What Else To Explore?

The features provided in the dataset provides so much different directions that the project can be improved. Since the accuracy of my model completely failed, there are things that I am missing in my assumptions of the Atlanta housing market. The following are suggestions to improve the quality of the model, or potentially take another route when analyzing the data.

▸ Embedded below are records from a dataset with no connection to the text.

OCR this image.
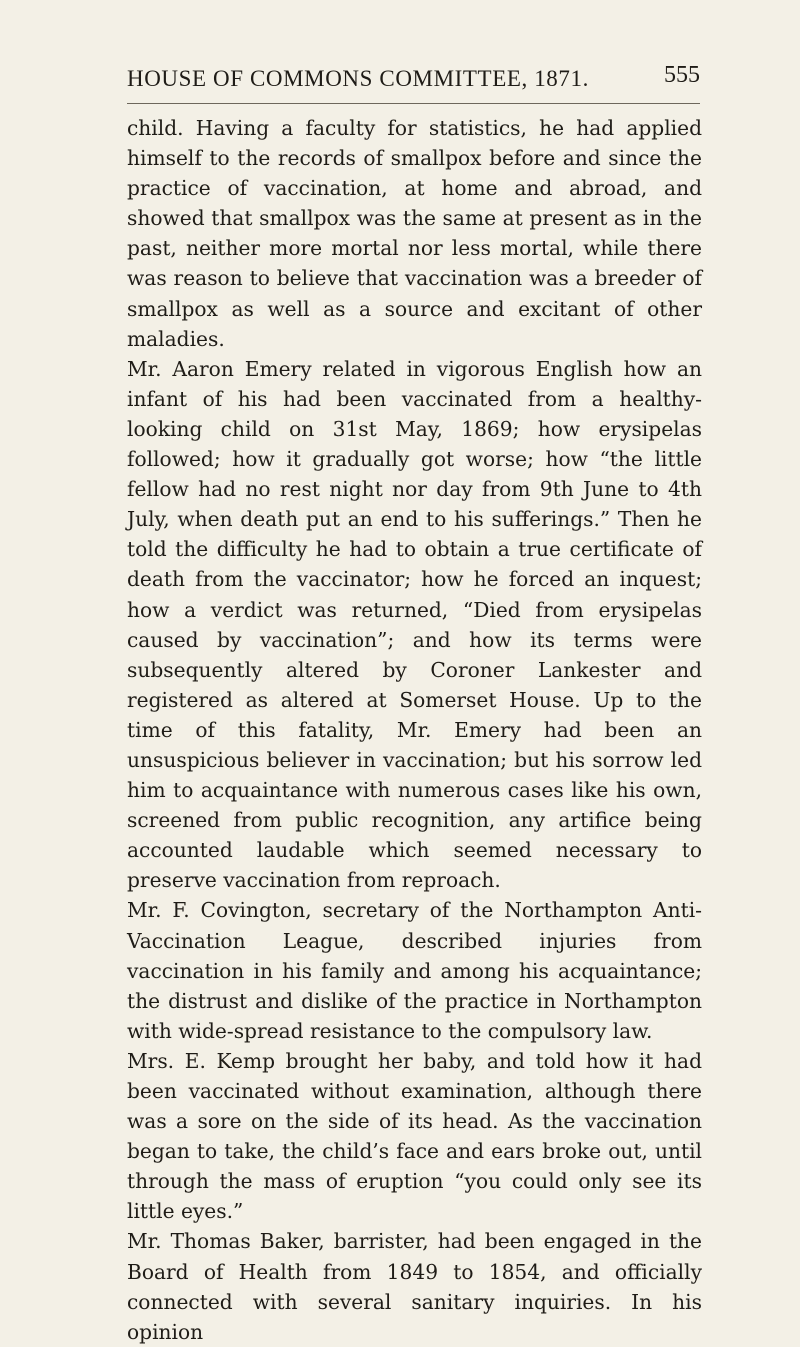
HOUSE OF COMMONS COMMITTEE, 1871.	555

child. Having a faculty for statistics, he had applied himself to the records of smallpox before and since the practice of vaccination, at home and abroad, and showed that smallpox was the same at present as in the past, neither more mortal nor less mortal, while there was reason to believe that vaccination was a breeder of smallpox as well as a source and excitant of other maladies.

Mr. Aaron Emery related in vigorous English how an infant of his had been vaccinated from a healthy-looking child on 31st May, 1869; how erysipelas followed; how it gradually got worse; how “the little fellow had no rest night nor day from 9th June to 4th July, when death put an end to his sufferings.” Then he told the difficulty he had to obtain a true certificate of death from the vaccinator; how he forced an inquest; how a verdict was returned, “Died from erysipelas caused by vaccination”; and how its terms were subsequently altered by Coroner Lankester and registered as altered at Somerset House. Up to the time of this fatality, Mr. Emery had been an unsuspicious believer in vaccination; but his sorrow led him to acquaintance with numerous cases like his own, screened from public recognition, any artifice being accounted laudable which seemed necessary to preserve vaccination from reproach.

Mr. F. Covington, secretary of the Northampton Anti-Vaccination League, described injuries from vaccination in his family and among his acquaintance; the distrust and dislike of the practice in Northampton with wide-spread resistance to the compulsory law.

Mrs. E. Kemp brought her baby, and told how it had been vaccinated without examination, although there was a sore on the side of its head. As the vaccination began to take, the child’s face and ears broke out, until through the mass of eruption “you could only see its little eyes.”

Mr. Thomas Baker, barrister, had been engaged in the Board of Health from 1849 to 1854, and officially connected with several sanitary inquiries. In his opinion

1. Research more about Georgia and Atlanta neighborhoods to understand the unique values of certain features so it can be implemented inside the model.
2. The use of clustering to find segmentation in the housing market (whether it would be by K-means), to include as a feature in our model, or to help house seekers find similar homes that they enjoy using these clusters.
3. The use of NLP to readily process the feature description, whether to engineer new features to improve the model that was not captured by the features that were scraped.
4. Similar to Airbnb, use ML image recognition to identify extra features from photos that could not be captured initially.
5. Scrape and append extra features online that are potential factors to housing prices (like commute times to popular metro hubs or school quality for the nearby district). Since I did not use school district at all, the value of the quality of schools were never captured.
6. Optimize current models based on parameter tuning.